Merupakan pertentangan atau kontras antara dua pernyataan, yang dalam beberapa kasus dapat saling melengkapi, menjadi satu kesatuan. Antitesis itu sendiri mewakili kebalikan dari "tesis" yang diberikan sebelumnya, itu juga bisa retoris, digunakan sebagai perangkat gaya atau dapat campur tangan dalam filsafat.
Antitesis, ketika digunakan dalam tulisan sebagai sumber untuk mengekspresikan pasangan atau pertentangan antara dua pernyataan atau kalimat, biasanya dipimpin atau diprakarsai oleh penghubung yang berlawanan seperti "bagaimanapun", "tetapi" atau "sebaliknya".

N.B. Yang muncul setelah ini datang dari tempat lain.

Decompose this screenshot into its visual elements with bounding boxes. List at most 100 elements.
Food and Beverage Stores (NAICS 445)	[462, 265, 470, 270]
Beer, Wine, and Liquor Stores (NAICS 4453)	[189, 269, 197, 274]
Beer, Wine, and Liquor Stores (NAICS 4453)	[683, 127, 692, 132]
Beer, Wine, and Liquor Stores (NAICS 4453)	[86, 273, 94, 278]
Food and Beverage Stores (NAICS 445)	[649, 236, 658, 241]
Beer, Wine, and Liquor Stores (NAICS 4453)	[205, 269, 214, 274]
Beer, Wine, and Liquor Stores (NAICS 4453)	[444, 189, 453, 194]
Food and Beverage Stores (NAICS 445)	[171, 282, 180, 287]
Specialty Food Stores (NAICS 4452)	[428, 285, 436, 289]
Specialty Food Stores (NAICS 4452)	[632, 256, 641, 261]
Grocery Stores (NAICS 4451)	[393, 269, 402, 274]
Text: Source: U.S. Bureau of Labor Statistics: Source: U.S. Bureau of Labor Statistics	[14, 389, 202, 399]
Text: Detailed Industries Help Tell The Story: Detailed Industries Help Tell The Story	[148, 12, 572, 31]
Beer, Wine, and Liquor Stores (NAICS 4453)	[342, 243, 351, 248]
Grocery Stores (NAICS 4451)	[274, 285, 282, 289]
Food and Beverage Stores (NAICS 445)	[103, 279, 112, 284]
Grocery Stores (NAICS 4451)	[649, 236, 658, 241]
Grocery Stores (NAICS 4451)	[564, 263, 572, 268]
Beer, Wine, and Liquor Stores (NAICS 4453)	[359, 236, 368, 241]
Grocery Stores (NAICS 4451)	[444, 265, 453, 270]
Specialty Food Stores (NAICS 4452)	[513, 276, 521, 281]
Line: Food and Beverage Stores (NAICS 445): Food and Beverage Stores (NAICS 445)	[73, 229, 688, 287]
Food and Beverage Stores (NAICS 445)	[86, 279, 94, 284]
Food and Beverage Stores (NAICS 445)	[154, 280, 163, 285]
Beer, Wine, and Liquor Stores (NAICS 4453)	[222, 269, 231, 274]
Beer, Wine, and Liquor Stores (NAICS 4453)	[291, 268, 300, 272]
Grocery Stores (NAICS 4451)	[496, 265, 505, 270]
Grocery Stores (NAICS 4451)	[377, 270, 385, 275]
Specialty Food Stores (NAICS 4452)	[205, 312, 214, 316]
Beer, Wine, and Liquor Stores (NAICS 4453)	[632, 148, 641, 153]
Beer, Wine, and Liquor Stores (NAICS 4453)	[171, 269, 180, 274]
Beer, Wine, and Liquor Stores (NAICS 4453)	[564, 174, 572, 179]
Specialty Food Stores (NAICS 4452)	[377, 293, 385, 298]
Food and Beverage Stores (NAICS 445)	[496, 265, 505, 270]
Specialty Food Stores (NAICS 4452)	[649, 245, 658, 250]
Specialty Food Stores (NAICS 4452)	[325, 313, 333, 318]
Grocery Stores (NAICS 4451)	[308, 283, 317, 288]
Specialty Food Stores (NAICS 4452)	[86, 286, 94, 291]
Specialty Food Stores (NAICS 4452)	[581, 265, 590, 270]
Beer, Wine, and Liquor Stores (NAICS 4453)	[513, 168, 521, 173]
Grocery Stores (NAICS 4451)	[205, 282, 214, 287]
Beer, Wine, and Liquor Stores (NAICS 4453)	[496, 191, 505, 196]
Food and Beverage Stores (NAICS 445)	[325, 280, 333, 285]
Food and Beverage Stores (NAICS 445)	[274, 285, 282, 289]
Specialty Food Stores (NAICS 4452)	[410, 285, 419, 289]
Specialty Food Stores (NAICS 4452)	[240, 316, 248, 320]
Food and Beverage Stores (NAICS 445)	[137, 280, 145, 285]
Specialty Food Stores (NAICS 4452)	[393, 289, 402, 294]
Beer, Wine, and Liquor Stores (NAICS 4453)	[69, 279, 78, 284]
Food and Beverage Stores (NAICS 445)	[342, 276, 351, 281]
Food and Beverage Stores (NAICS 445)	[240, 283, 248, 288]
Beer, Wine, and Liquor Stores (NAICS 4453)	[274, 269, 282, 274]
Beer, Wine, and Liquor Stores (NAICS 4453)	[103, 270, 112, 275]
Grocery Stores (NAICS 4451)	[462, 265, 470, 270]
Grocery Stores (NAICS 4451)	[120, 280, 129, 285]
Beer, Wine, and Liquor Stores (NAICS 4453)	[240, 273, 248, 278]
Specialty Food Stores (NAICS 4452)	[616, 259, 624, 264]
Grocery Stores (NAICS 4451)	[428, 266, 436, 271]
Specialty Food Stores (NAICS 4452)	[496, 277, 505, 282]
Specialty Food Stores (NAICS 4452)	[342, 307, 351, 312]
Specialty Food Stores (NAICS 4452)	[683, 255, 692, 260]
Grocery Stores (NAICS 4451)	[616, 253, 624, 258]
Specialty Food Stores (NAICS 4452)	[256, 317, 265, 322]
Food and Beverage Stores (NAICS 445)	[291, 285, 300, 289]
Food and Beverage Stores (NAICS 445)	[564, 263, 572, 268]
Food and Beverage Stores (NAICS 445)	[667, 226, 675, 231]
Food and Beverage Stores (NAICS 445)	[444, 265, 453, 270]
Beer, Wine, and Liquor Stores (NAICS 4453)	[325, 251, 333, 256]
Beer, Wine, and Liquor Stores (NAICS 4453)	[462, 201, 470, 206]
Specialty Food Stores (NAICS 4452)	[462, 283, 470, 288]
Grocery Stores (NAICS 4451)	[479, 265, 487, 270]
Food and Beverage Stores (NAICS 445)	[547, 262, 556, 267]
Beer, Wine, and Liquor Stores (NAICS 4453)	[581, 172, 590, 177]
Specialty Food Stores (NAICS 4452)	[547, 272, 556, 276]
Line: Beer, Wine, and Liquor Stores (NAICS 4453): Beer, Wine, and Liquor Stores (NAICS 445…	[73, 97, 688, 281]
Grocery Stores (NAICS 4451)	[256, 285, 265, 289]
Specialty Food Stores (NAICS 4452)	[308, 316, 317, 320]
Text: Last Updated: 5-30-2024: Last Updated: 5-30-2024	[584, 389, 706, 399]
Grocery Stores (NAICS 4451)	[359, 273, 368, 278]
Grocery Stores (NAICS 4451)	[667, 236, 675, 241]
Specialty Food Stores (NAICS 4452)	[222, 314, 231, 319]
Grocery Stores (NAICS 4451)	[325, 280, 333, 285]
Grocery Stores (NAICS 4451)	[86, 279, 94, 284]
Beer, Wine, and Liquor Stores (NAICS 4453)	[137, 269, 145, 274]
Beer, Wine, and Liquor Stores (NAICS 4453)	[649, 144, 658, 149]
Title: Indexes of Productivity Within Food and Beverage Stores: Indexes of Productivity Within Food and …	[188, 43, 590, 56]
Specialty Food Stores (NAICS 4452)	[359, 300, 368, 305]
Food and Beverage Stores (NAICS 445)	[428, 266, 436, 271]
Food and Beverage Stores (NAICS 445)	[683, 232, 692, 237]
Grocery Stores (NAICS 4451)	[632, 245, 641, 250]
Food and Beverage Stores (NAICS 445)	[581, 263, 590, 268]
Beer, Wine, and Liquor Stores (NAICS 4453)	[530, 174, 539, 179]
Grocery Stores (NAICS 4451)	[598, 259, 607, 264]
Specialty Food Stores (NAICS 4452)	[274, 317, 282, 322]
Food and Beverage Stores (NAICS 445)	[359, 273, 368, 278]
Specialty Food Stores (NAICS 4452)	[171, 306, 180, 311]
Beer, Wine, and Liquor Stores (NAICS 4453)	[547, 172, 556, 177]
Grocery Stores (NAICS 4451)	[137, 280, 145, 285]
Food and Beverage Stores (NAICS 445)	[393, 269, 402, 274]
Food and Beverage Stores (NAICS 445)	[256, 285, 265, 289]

Dalam karya sastra, antitesis merepresentasikan pertentangan atau konfrontasi dua gagasan yang bersama-sama menciptakan satu kesatuan yang utuh, mampu mengungkapkan gagasan secara lebih efektif, menciptakan makna yang lebih hidup atau bahkan keseimbangan antara kontras pokok bahasan atau gagasan umum yang bersangkutan..
Dengan cara ini, antitesis tidak boleh disamakan dengan perangkat sastra ekspresif seperti oxymoron atau paradoks, karena oxymoron adalah kontradiksi dari dua kata yang berurutan, misalnya: "es yang membara" dan paradoks itu menggabungkan dua gagasan yang saling bertentangan, misalnya: “si kikir, kekayaan membuatnya semakin miskin”.
Dalam pengertian itu, antitesis adalah sebuah tokoh sastra yang logis, yang menonjolkan suatu gagasan umum, melalui pertentangan atau kontras, misalnya: “barang siapa tidak mau kalau bisa, tidak bisa kalau mau.
Antitesis retoris, mewakili sumber gaya sastra, yang berfokus pada pertentangan dua frasa, ayat atau frasa, yang mengungkapkan ide-ide yang memiliki makna berlawanan atau berlawanan, atau sebagian besar tayangan subjektif atau tidak terbatas yang dianggap berlawanan (kontras), yang dekat karena kedekatan yang satu dengan yang lain, untuk menyorot salah satunya. Contoh: "semakin dingin Anda pergi; saya dengan lebih banyak api ”.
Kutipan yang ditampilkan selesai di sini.